This was trickery at its worst. Faced with the possibility that the race was going to get tight, the Labor Party clutched at straws and then decided to play it dirty. This was on top of leaving the issuing of the writs to the very last moment to make it harder for voters to get the postal vote applications back in time. These dirty tricks are not welcomed by the coalition and it is a real show of character that they are welcomed by the Labor Party, because, as Kevin Foley, the Deputy Premier in South Australia said: ‘That’s politics. That’s what you do.’ When an election comes down to the knife edge, the Labor Party is willing to stoop to new lows, even for them, at the expense of Family First to secure those few extra votes. According to Deputy Premier Kevin Foley, ‘That’s what you do in politics.’ If the con itself was not bad enough, then that pathetic excuse is enough to make anyone question the ALP’s core ethics.

I note that the member for Longman stood up in this place tonight and said, ‘Labor weren’t the only ones doing it.’ I find this a very poor excuse for very poor behaviour anyway, but he could not point to any examples of where the Liberal Party had been involved in that sort of deception. It is really nothing out of the ordinary for the ALP to stoop to this sort of level. In the extremely tight 1993 election the ALP posed as Democrats to secure preferences, and in the 1998 Queensland election they posed as One Nation. It is an utter disgrace, and tactics like this just show how juvenile and dirty the Labor Party is.

When first elected in 2002, the South Australian Premier, Mike Rann, introduced a ministerial code of conduct that prominently featured party representational behaviour at all times. Like his federal counterpart, he seems keen on backflips as, although silent on the Family First impostors, it can be said that nothing speaks louder than silence. With the federal election looming, this is what we can expect from the Labor Party: for them to revert to their nasty impersonation habits to get extra votes that they cannot earn from their own merit.

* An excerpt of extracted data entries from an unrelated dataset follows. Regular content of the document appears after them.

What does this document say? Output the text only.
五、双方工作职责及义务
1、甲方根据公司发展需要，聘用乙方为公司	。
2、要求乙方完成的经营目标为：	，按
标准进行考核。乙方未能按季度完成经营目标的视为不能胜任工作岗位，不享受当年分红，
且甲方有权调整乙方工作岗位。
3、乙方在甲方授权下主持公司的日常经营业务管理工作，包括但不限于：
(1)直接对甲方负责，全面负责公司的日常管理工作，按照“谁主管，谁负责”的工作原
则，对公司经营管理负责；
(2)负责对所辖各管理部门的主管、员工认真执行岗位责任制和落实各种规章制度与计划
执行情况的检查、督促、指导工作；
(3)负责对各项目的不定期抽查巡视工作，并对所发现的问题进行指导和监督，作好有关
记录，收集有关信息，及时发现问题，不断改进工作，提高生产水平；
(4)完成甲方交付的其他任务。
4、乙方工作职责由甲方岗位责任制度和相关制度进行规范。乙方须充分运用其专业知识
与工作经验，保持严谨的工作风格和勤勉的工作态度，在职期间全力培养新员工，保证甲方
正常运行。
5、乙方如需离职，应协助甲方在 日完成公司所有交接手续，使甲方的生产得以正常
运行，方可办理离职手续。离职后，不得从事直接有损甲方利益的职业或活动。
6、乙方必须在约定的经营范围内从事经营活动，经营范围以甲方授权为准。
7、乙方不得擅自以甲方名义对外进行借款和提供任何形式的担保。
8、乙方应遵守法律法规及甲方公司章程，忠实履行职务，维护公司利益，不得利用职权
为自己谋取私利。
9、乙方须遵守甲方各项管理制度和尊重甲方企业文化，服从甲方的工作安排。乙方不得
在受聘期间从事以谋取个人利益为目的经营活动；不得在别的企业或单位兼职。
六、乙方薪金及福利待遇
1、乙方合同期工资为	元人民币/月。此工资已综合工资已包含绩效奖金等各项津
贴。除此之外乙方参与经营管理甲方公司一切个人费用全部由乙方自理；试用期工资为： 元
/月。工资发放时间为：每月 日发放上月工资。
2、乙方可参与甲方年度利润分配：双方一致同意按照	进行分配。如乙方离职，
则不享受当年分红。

After the absolutely disgraceful handling of the issue by the state divisions of the Labor Party, Mr Rudd decided he would step in. This legislation is his answer to the problem: a quick sweep under the floor and all is fixed. That is how Labor fixes everything. The coalition supports measures to ensure how-to-vote cards remain transparent and clearly indicate which political party the card is representing. However, the Prime Minister’s proposed legislation that stipulates exactly how and where and what size the political party’s name must be on the card is a little over the top. All or nothing—that is the Labor way.

In stark contrast to that bill, the next bill seeks to open the door to fraudulent voters. The logic is breathtaking. The Electoral and Referendum Amendment (Close of Rolls and Other Measures) Bill (No. 2) 2010 is the controversial half of the old bill that was split in half after coalition protest. The two measures contained in these bills are, firstly, to seek to close the rolls seven days after the issue of writs and, secondly, to remove the requirement for declaration voters to produce ID. So in fact it would be easier to get a vote at the federal election than it would be to get a DVD from your local DVD store. Firstly, this does not allow time for the Australian Electoral Commission to check the legitimacy of the voter—and that was a concern that they raised—and, secondly, it allows impostors to vote. Shame on you, Labor! The Labor government are seeking to reduce the integrity of the electoral roll and they are also opening the door to fraudulent voters.

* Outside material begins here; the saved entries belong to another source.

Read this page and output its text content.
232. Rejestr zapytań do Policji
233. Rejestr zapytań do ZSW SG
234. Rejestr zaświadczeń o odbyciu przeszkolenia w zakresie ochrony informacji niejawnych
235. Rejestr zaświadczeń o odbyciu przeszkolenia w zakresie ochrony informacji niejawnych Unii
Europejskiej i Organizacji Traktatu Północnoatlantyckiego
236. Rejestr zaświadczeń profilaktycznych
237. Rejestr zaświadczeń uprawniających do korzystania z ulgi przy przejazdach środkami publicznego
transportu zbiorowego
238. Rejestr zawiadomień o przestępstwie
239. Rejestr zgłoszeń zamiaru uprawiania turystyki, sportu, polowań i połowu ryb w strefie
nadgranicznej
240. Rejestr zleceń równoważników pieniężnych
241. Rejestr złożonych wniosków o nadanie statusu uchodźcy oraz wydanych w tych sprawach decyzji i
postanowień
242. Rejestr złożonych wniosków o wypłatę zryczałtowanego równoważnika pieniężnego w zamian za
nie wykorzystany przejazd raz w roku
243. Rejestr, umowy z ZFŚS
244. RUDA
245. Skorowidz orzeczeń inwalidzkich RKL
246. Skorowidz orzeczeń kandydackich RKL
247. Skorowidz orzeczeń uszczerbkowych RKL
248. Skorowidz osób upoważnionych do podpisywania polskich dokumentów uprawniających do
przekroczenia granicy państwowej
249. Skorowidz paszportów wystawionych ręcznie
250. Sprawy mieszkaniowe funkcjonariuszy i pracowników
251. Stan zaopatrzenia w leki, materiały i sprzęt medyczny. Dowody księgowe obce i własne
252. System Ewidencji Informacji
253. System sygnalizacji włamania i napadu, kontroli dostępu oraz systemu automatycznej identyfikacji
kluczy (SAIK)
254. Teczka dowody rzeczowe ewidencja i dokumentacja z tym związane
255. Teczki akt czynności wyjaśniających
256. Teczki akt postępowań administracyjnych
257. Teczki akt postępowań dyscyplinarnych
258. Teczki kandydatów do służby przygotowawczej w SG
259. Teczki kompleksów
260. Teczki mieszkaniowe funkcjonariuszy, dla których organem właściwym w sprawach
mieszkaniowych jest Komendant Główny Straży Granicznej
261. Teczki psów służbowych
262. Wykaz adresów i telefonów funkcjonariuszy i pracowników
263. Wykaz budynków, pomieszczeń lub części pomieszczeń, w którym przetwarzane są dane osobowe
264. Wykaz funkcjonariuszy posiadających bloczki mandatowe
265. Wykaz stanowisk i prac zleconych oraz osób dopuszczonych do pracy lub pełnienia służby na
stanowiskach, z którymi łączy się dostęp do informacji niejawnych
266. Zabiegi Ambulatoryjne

There was more controversy at the South Australian election. At the election one family voted not once, not twice, not three times, but 159 times! A letter published claimed the frauds were from a group of siblings calling themselves ‘The Election Team’. They said they committed the fraud in two marginal seats to make a point about poor identity checks and other problems with the Electoral Act. They certainly showed that up.

Labor want this to continue; they are more than happy to introduce legislation that would take away the accountability of the electoral roll. So, the federal government has decided to take action. Kevin Rudd on the one hand makes legislation to stipulate how political party names are placed on how-to-vote cards but then on the other hand, instead of addressing problems allowing fraud to occur, he makes it easier for it to happen. Encouraging fraudulent voting is a blatantly wrong activity to endorse. The Prime Minister  has no problem with endorsing dodgy practices—the home insulation disaster and BER cost blow-outs come to mind. This is just another piece of legislation that is poorly thought through with no consideration about the consequences it may have—or perhaps it was thought through, with a view to giving them an electoral advantage.

I cannot support legislation that encourages fraudulent voting, and I cannot believe the other side is willing to reduce the integrity of the electoral roll. The amendment the coalition is supporting is one moved by Senator Nick Xenophon. It would require every signature on a provisional vote envelope to be compared with the elector’s original signature, thereby preventing fraudulent votes being accepted into the tally and providing evidence, if there is any, of attempts at fraudulent voting. I support this measure; I support open and transparent processes and a level playing field. The Rudd government must do the same. The government must support fairness at election time and must not encourage practices that are dodgy and immoral and unethical.

The Electoral and Referendum Amendment (Modernisation and Other Measures) Bill 2010 contains mostly amendments that we are in support of but I note there are some that we oppose. One of these measures that we do not support is in schedule 6, which contains a controversial addition by the Labor government—postal vote applications can only be returned directly to the Australian Electoral Commission, which bypasses party collection, and the attachment of extra material on a PVA form is prohibited. The Liberal and National federal directors are strongly opposed to both these parts of the measure. The seventh measure, item 9, also cannot be supported by the coalition as it is concerning that there is no practical provision to ever remove an itinerant elector from a roll. We must have those sorts of practical measures available.

We are arguing against some of the measures in these bills and that is because we simply cannot trust this government to get it right. Any changes to weaken the electoral roll weaken the fundamentals that make it strong in the first place. If you make provision for trickery and fraudulent practices then you take away what makes Australian elections open and transparent. We do not believe the Rudd government can be trusted; we do not believe they can get it right, because they have got it wrong so many times before. That is one of the reasons we are opposing these measures.

Labor has a strong record of trying to rig the voting system by impersonation of, in turn, the Democrats, One Nation and Family First. Labor wants to reduce the voting age to get an advantage; Labor wants to keep its advantage with compulsory voting and its inherent donkey vote, when voluntary voting is the norm in other countries, including our neighbour New Zealand. They do quite fine with that system. With voluntary voting you actually have to convince voters that you are worth their support. With compulsory voting, you do not. If we want real electoral reform, it is my belief we should go to voluntary voting. However, this is not even addressed in these bills.

Australia has a proud tradition of voting integrity that is only abused by Labor. Indeed the secret ballot was invented in Australia, and in many of the states in the United States of America the secret ballot is called the Australian ballot. But we have seen Labor with a long history of fraud in elections, a long history of deceptions in elections—this is Labor’s way. We should all remember when Mike Kaiser was sacked from the Queensland parliament for his role in fraud with respect to branch stacking. We also know that he was appointed to an unadvertised position with the National Broadband Network at a salary of some $450,000. Not bad for a fraudster. Labor has form on this, and it is no wonder that we do not trust Labor with electoral changes. That is why we cannot agree to these four bills.